Of course, this isn't to say that you should go into the new year with the mindset that processed sugars are bad, and natural sugars are good. Natural sugars, like the ones in fruit, are definitely better for you, but that doesn't mean you can't treat yourself to sweets every once in a while. Remember: everything in moderation. Just don't overdo it, and you should be completely fine.
CBD Supplements To Chill You Out
I wouldn't necessarily say that CBD oil has been a controversial subject in 2018; it's more-so that people don't really know what to make of it. Questions like what even is CBD oil, and what does CBD oil do to your body were on everyone's mind this past year, because when you think cannabis, you probably think straight-up weed. Contrary to popular belief, though the two are not one and the same, and because of CBD's rise in popularity in 2018, experts are expecting to see the oil added to foods like yogurt, soups, and even salad dressings in the new year.

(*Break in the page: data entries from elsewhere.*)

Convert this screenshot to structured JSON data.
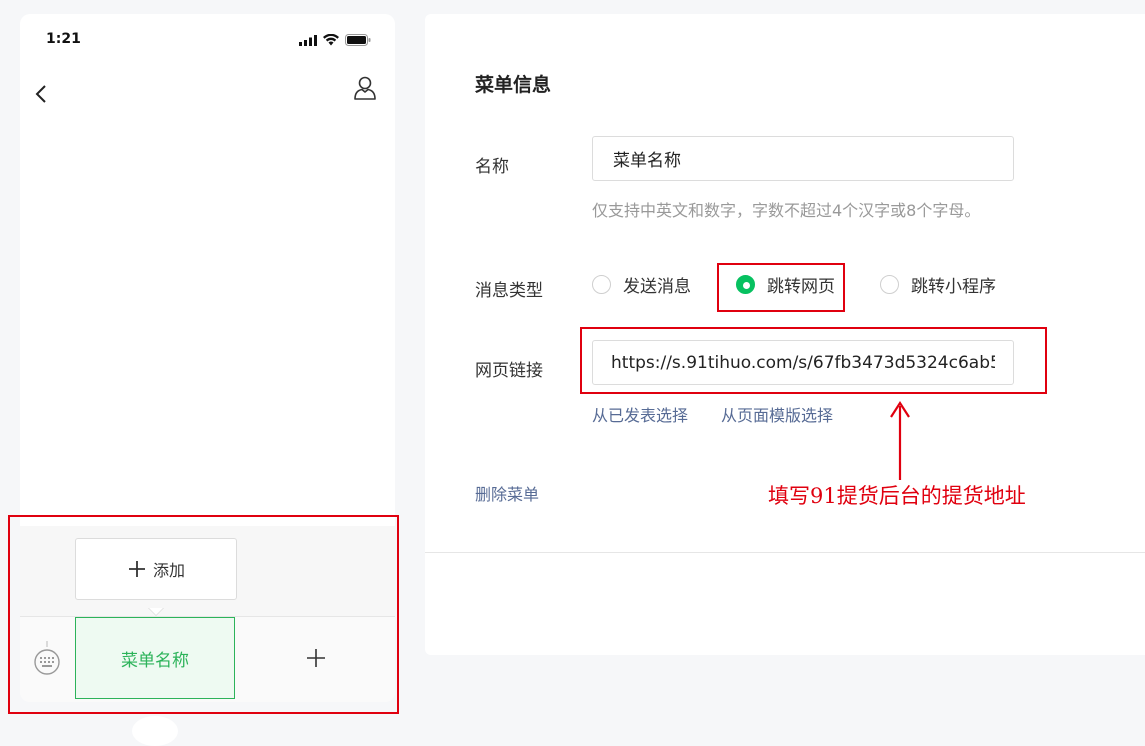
{
  "phone": {
    "time": "1:21",
    "menu_item_label": "菜单名称",
    "submenu_add_label": "添加",
    "icons": [
      "signal-icon",
      "wifi-icon",
      "battery-icon",
      "back-icon",
      "user-icon",
      "keyboard-icon",
      "plus-icon"
    ]
  },
  "panel": {
    "title": "菜单信息",
    "name_label": "名称",
    "name_value": "菜单名称",
    "name_hint": "仅支持中英文和数字，字数不超过4个汉字或8个字母。",
    "type_label": "消息类型",
    "type_options": [
      "发送消息",
      "跳转网页",
      "跳转小程序"
    ],
    "type_selected": "跳转网页",
    "url_label": "网页链接",
    "url_value": "https://s.91tihuo.com/s/67fb3473d5324c6ab5",
    "link_published": "从已发表选择",
    "link_template": "从页面模版选择",
    "delete_label": "删除菜单"
  },
  "annotation": {
    "text": "填写91提货后台的提货地址"
  },
  "colors": {
    "accent_green": "#07c160",
    "highlight_red": "#e0000f",
    "link_blue": "#576b95"
  }
}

"Cannabidiol, commonly known as CBD, is a natural compound found in [the flowering plant] cannabis sativa," CBD expert Boris Sharansky of Papa and Barkley explained to Elite Daily in an August 2018 interview, "which can be sourced from the hemp plant's seeds, stalks, and stems." The oil itself is 100 percent safe, Sharansky said, and ingesting it can sometimes help to calm anxiety, while topical use can help to heal inflammation and ease muscle pain.

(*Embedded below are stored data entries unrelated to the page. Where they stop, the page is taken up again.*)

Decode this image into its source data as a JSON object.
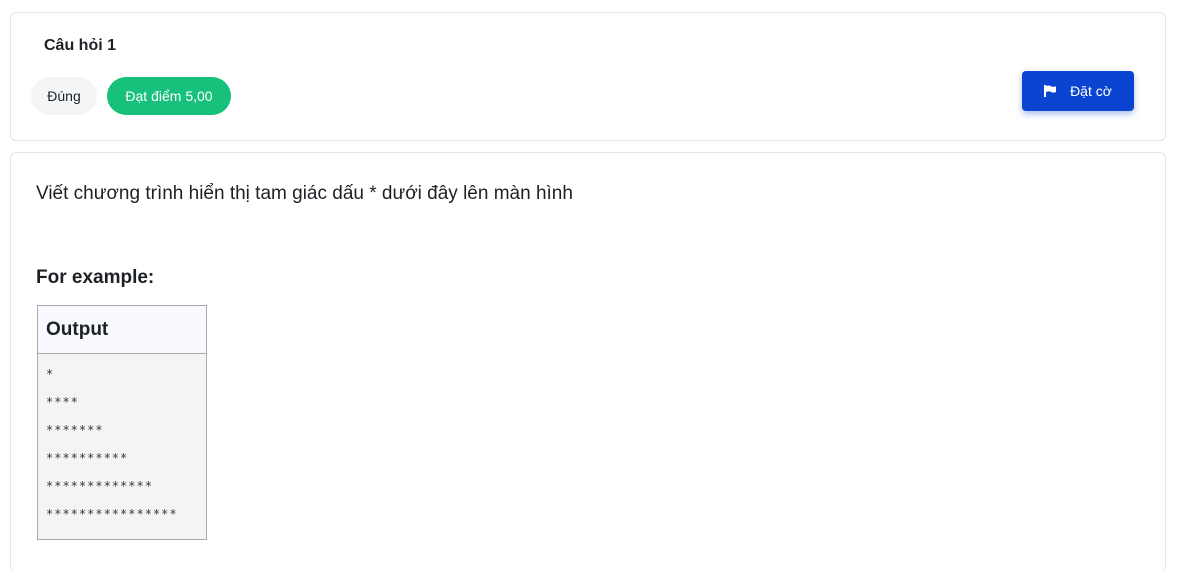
{
  "header": {
    "question_title": "Câu hỏi 1",
    "state_badge": "Đúng",
    "grade_badge": "Đạt điểm 5,00",
    "flag_button_label": "Đặt cờ",
    "flag_icon": "flag-icon"
  },
  "content": {
    "question_text": "Viết chương trình hiển thị tam giác dấu * dưới đây lên màn hình",
    "example_label": "For example:",
    "output_header": "Output",
    "output_lines": [
      "*",
      "****",
      "*******",
      "**********",
      "*************",
      "****************"
    ]
  },
  "colors": {
    "grade_badge_bg": "#17c17b",
    "flag_button_bg": "#0a44d0",
    "state_badge_bg": "#f4f5f6"
  }
}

Going Meatless On Monday, And Every day Thereafter
I personally transitioned to eating a more plant-based diet in July of 2017, just as documentaries like What The Health were gaining popularity. In 2018, Meatless Mondays were turning into Meatless Tuesdays and Wednesdays, and before you knew it, plant-based options were all but completely mainstream. According to the report from KIND, experts are predicting there will be "more innovations highlighting nuts, extruded seeds, beans, water lentils and algae across categories such as snack bars, chips, meat-free burgers or sausages and dairy-free yogurts and cheeses."

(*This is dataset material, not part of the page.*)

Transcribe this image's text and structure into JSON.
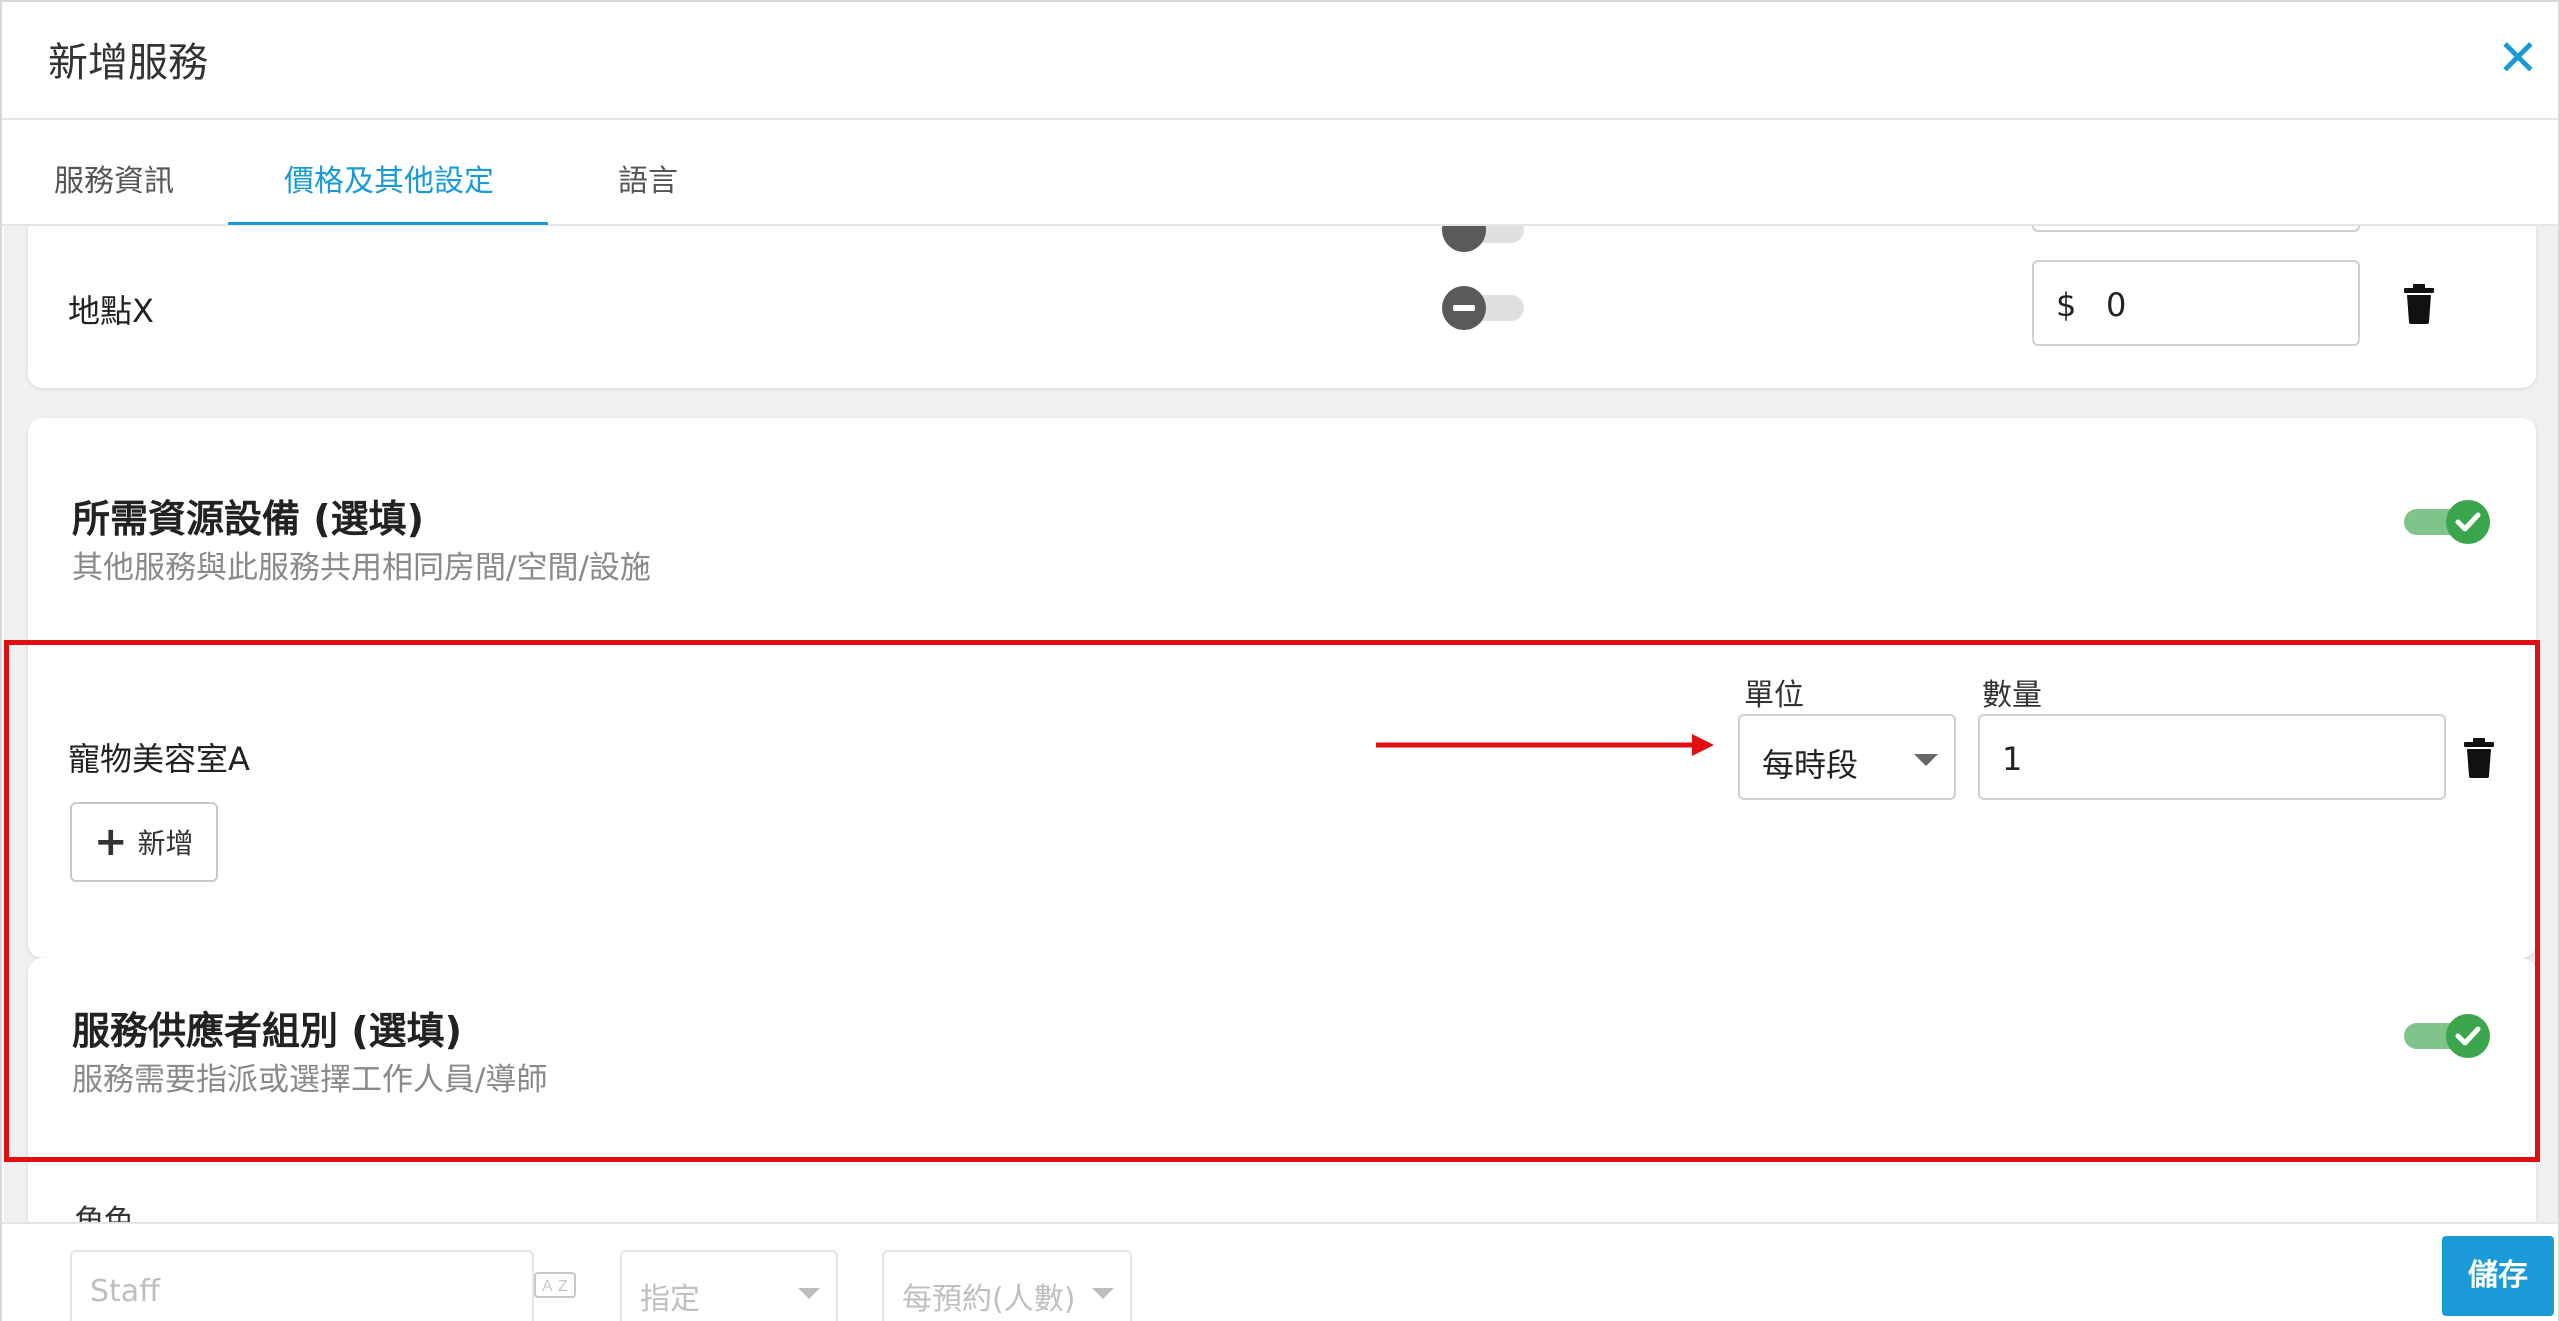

There are so many benefits to eating a plant-based diet, one of them being that eating an abundance of veggies and fruits just makes you feel good both physically and mentally. But if you're not ready to cut meat and dairy out of your diet entirely, don't. Take it slow, and start making little swaps throughout the week. For example, instead of adding creamer to your coffee, try a drop or two of creamy cashew milk. Or, if you're ordering a pizza for dinner, nix the cheese and load up on veggies instead. Look for alternatives where you can find them, and give them a try. Worst case scenario, this way of eating simply isn't for you or doesn't suit your body's needs, but hey, at least you can say you tried.
Eating Lots Of Whole Foods
In the same vein as paying closer attention to the processed sugars added to so many food items you're picking up at the grocery store, KIND's report is anticipating that consumers like you will be making an effort to eat predominantly whole foods — which, BTW, really just means any food that has been processed or altered as little as possible before it's available at the grocery store, as per the T. Colin Campbell Center for Nutrition Studies — in order to get the vitamins and nutrients that the body needs to thrive.
Supplements are great if you really can't get the nutrition you need from your diet alone, but try to make it a point in 2019 to reach for nutrient-rich foods like nuts, seeds, avocados, fruit, and basically anything where you can actually understand the ingredients listed on the product's label.
Overall, the best thing you can do is talk to your doctor to see which vitamins you're low on, the foods you should be including in your diet to get those vitamins, and then discuss whether or not supplements are necessary at all.